Jak zbudować swoją szafę? Jak znaleźć swój styl? Które rzeczy są must-have? Ile powinnam mieć rzeczy? Są to pytania zadawane mi naprawdę wiele, wiele razy. W dzisiejszym tekście postaram się na nie odpowiedzieć, choćby zacząć.

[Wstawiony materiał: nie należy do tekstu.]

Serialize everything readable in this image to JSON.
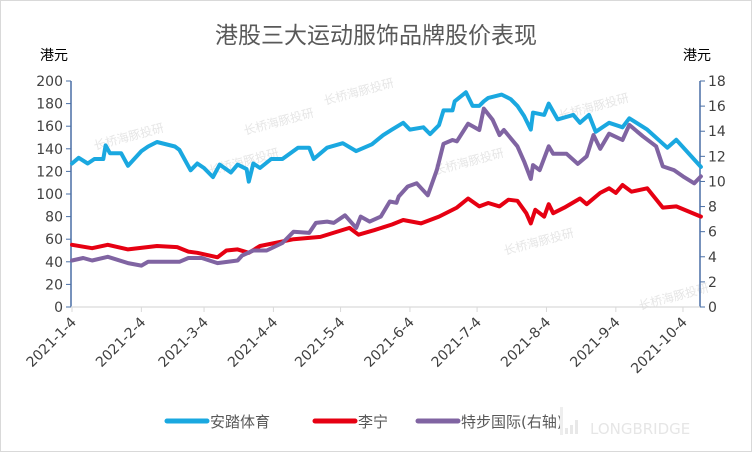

Dotychczas, świadomie starałam się unikać bezpośredniej odpowiedzi na te pytania z jednego prostego względu – nie ma dwóch takich samych szaf. Nie ma, ponieważ każda z nas jest inna, ma inną sytuację życiową, inne potrzeby, a co za tym idzie, zupełnie inne ubrania będą tymi idealnymi. Z ogromną niechęcią patrzę na wszystkie listy must-have, pojawiające się w prasie, na blogach czy w książkach. Moim osobistym zdaniem, listy must-have to bzdura. Głupotą jest twierdzić, że bez białej koszuli nie jesteś w stanie mieć funkcjonalnej garderoby. Ja nie mam wcale białej koszuli, dużo bardziej wolę błękitną.
Jak znaleźć swój styl?
Ten proces trzeba zacząć od obserwacji. Ten etap może być długi, żmudny, ale nie ma od niego ucieczki. Wiem, że większość z Was oczekuje szybkiej i skutecznej porady. Dlatego właśnie listy must-have są tak chętnie czytane. Wydaje się, że wystarczy kupić 10 sztuk wskazanych ubrań i z głowy. I już zawsze będę miała się w co ubrać. Kupujesz i nie działa! Wcale mnie to nie dziwi. To droga na skróty, w większości przypadków zupełnie nieskuteczna.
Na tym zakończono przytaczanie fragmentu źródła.